As a concept, this seems innocuous enough. But in the execution it all gets a bit uncomfortable. In exploring the islands, you come across ‘natives’ who may help or hinder you, but otherwise are mostly a backdrop to your plundering. The game’s use of the term ‘natives’ in itself is a bit of a red flag, harking back to Imperialist attitudes (most style guides these days outlaw the term, preferring the use of Indigenous peoples). Astonishingly, one of the expedition leaders is a ‘Big Game Hunter’, and early on you can attack and kill an elephant, harvesting its ivory. My partner, who was watching me play this game, summed up my feelings in one sentence: “This is wrong.”
Because without doubt, you are playing the bad guys in Curious Expedition 2. Almost every level sees you invading some island and nicking stuff from the people who live there, carting the loot back to your paymasters in Europe. Games like Tomb Raider and Uncharted at least make an effort to justify the plunder of ancient shrines, often with an overarching story that makes clear who the bad guys really are – and for the most part in those games, the folks who built the shrines are long gone. But here you’re simply looting from Indigenous people, often triggering some deadly purple fog in the process to really screw them over once you’ve legged it.
And not only did I find the whole scenario intensely uncomfortable, it also just feels like an absolute chore to play.
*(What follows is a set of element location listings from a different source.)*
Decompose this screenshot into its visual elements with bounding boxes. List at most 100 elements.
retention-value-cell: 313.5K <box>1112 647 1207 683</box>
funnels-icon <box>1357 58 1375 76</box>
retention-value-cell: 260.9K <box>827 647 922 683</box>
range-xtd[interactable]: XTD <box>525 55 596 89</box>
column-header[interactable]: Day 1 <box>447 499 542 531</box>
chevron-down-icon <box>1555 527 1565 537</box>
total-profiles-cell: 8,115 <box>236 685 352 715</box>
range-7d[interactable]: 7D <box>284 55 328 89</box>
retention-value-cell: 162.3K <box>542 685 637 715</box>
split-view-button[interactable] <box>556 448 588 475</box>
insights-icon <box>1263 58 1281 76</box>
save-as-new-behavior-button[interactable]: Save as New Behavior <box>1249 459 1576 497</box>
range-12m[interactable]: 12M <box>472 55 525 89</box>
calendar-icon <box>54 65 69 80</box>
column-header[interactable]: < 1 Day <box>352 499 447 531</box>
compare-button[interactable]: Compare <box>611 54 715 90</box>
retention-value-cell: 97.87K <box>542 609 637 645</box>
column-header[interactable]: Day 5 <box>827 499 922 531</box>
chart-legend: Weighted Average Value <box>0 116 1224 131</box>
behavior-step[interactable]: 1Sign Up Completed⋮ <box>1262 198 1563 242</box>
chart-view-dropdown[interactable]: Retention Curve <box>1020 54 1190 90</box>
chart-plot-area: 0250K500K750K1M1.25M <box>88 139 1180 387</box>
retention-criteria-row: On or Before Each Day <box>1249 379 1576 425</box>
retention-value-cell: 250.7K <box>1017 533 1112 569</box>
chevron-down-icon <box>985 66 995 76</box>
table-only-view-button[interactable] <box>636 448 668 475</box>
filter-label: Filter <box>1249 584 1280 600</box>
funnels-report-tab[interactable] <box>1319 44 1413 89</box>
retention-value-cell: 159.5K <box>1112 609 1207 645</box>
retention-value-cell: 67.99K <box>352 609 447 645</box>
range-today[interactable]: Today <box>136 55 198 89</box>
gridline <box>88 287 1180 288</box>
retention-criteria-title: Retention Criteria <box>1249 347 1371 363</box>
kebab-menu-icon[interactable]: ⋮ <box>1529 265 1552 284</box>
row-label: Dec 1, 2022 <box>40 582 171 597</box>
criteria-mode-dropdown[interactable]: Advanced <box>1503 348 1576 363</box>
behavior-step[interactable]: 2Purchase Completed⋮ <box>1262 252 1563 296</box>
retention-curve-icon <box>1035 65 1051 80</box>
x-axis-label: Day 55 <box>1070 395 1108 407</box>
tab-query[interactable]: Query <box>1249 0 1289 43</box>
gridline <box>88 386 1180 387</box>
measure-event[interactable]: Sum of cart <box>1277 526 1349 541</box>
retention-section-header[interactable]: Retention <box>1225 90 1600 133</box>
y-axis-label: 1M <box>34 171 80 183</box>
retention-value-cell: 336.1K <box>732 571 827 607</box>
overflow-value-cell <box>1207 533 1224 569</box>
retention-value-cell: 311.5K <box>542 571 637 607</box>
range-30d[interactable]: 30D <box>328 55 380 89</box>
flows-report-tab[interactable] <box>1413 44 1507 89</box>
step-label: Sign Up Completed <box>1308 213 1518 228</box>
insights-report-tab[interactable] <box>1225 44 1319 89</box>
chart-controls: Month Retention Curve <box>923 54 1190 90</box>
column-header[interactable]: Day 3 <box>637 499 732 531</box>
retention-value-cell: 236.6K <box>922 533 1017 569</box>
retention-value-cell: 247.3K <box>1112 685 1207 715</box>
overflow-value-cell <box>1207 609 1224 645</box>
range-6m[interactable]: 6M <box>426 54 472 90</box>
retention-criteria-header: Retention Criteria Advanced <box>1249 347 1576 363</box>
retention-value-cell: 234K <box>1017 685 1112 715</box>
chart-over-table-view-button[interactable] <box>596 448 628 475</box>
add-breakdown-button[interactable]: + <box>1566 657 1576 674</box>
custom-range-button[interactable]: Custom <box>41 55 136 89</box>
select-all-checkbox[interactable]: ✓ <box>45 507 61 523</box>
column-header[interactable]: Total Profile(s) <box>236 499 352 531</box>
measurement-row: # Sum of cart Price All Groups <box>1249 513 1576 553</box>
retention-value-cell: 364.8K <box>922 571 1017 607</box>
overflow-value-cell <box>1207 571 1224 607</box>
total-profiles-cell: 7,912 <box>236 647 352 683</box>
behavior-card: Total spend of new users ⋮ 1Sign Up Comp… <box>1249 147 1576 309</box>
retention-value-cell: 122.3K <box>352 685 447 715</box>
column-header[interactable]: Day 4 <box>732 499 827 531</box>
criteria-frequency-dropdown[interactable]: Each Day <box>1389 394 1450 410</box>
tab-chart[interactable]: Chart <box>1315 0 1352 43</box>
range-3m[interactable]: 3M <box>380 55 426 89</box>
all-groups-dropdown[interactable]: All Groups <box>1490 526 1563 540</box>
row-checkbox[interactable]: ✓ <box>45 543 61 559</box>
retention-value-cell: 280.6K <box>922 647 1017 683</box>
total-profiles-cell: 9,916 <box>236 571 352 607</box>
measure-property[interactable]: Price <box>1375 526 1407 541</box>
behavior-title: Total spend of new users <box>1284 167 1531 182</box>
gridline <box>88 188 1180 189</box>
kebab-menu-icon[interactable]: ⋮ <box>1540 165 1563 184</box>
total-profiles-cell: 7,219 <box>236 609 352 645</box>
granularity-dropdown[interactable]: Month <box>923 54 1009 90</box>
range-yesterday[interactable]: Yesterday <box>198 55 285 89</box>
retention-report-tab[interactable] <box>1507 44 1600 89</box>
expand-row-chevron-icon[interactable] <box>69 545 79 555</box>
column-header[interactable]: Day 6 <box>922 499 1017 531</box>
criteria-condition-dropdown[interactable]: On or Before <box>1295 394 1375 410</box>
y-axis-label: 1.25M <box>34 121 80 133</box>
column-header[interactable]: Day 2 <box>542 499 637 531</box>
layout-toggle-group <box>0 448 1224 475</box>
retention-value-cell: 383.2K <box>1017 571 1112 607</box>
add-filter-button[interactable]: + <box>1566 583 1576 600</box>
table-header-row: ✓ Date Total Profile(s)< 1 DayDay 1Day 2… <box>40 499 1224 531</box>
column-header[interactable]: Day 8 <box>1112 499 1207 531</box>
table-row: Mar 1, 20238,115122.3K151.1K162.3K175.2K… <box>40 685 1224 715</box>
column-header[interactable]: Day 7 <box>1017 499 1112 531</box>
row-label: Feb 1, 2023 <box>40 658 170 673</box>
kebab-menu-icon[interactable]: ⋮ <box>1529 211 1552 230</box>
As you trek into the interior of each island, a ‘sanity meter’ ticks down, which you can top up again by doing things like eating chocolate or drinking whisky. But the constant draining of sanity really discourages you from properly exploring the island – the emphasis is instead on getting to your destination as efficiently as possible. You might end up recruiting a few people to your party on the way, and some might leave you if they get too discouraged, but it’s difficult to become attached to them at all, since there is barely any dialogue among you. It all just feels a little one-dimensional and, well, wrong.
The combat system is probably the main highlight – the turn-based battles are based on rolling dice, and there’s a good bit of strategy to be had in working out which dice to use and in which combination. But when you’re mostly slaughtering native wildlife like hyenas, the fun is somewhat sucked out of it all. After just a few hours, I found Curious Expedition 2 so unpleasant that I just didn’t want to play it any more.
There are other games that do the whole ‘survival-focused expedition’ thing much better, like As Far As The Eye or Inkle’s Pendragon, which also adds some excellent character development along the way. And there are plenty of games that use Victorian imagery without falling into the trap of glorifying Victorian ideals of Empire and colonisation – Sunless Skies is a great example of a game with Victorian visuals that painstakingly points out the cruelty and exploitation at the heart of nineteenth-century ‘progress’. Curious Expedition 2 happily riffs on Victorian style, but also ends up embracing the rotten values at the core of that very society.
Curious Expedition 2 was developed by Maschinen-Mensch, and it’s available on PC, with Switch, Xbox and PlayStation versions to follow later in 2021.
Disclosure statement: review code for Curious Expedition 2 was provided by Plan of Attack. A Most Agreeable Pastime operates as an independent site, and all opinions expressed are those of the author.